If you spend any time running local AI models with Ollama, doing ML training, or just curious about
what your GPU is actually doing, you should have nvtop installed.
It’s the GPU equivalent of htop or btop. You get a real-time view of your GPU utilization,
memory usage, temperature, and per-process breakdown, all in the terminal.
What it looks like
Here’s a screenshot I took while running a question through Ollama using the gemma4:e4b model
locally. You can see both GPUs being used, memory consumption climbing, and the inference process
doing its thing.

Pretty satisfying to watch, honestly.
Installing nvtop
ArchLinux (Omarchy)
sudo pacman -S nvtop
That’s it. Arch has it in the official repos.
Ubuntu
sudo apt install nvtop
Available in Ubuntu 22.04 and later. If you’re on an older release, you can build from source from the nvtop GitHub repo.
macOS
brew install nvtop
Works on macOS with supported GPUs.

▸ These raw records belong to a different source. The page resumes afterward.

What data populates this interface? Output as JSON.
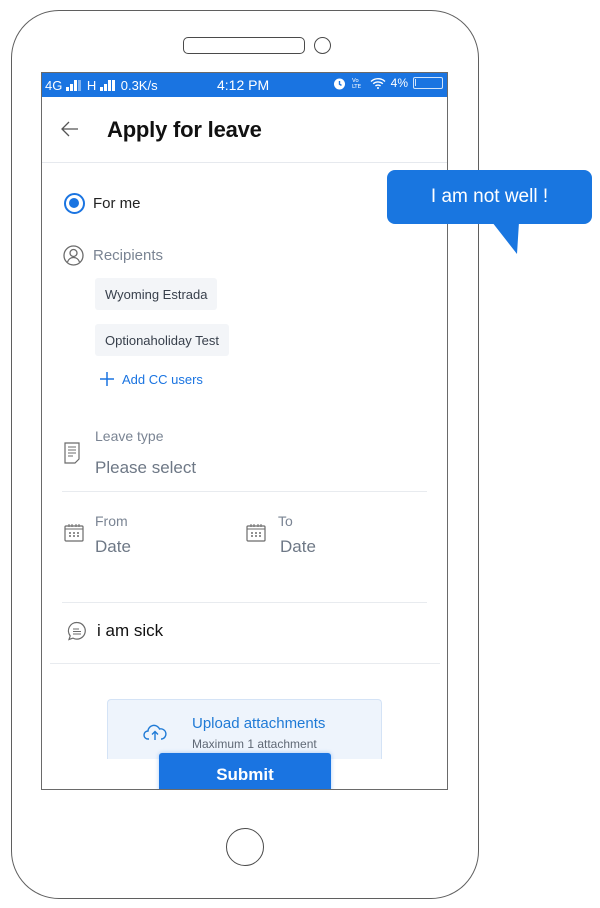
{
  "statusbar": {
    "network_1": "4G",
    "network_2": "H",
    "speed": "0.3K/s",
    "time": "4:12 PM",
    "volte": "Vo LTE",
    "battery": "4%"
  },
  "header": {
    "back_icon": "arrow-left-icon",
    "title": "Apply for leave"
  },
  "form": {
    "applicant_option": {
      "label": "For me",
      "selected": true
    },
    "recipients": {
      "label": "Recipients",
      "icon": "user-icon",
      "items": [
        "Wyoming Estrada",
        "Optionaholiday Test"
      ],
      "add_cc_label": "Add CC users"
    },
    "leave_type": {
      "label": "Leave type",
      "placeholder": "Please select",
      "icon": "document-icon"
    },
    "from_date": {
      "label": "From",
      "placeholder": "Date",
      "icon": "calendar-icon"
    },
    "to_date": {
      "label": "To",
      "placeholder": "Date",
      "icon": "calendar-icon"
    },
    "reason": {
      "value": "i am sick",
      "icon": "chat-icon"
    },
    "upload": {
      "title": "Upload attachments",
      "subtitle": "Maximum 1 attachment",
      "icon": "cloud-upload-icon"
    },
    "submit_label": "Submit"
  },
  "speech_bubble": {
    "text": "I am not well !"
  },
  "colors": {
    "primary": "#1a74e1",
    "muted_text": "#7a8493",
    "chip_bg": "#f3f5f8",
    "upload_bg": "#eef4fc"
  }
}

Note that Apple Silicon GPU support is limited compared to NVIDIA on Linux, but it still gives you useful info.
Running it
Just type:
nvtop
You’ll get an interactive TUI with graphs updating in real time. Use q to quit, and F2 to
configure what’s displayed.
If you have multiple GPUs (or an integrated + discrete setup), nvtop shows all of them. That’s one
of the things I like about it over just checking nvidia-smi, which works but feels like reading
a log file compared to this.
Why bother?
Honestly, before nvtop I was just guessing whether my GPU was being used during Ollama inference.
nvidia-smi works but you have to keep running it manually. nvtop just runs and you can tell
at a glance if the model is loading into VRAM, if it’s maxing out memory, or if it’s barely doing
anything (which usually means the model fell back to CPU).
Useful tool. Zero configuration. Worth having in your toolkit.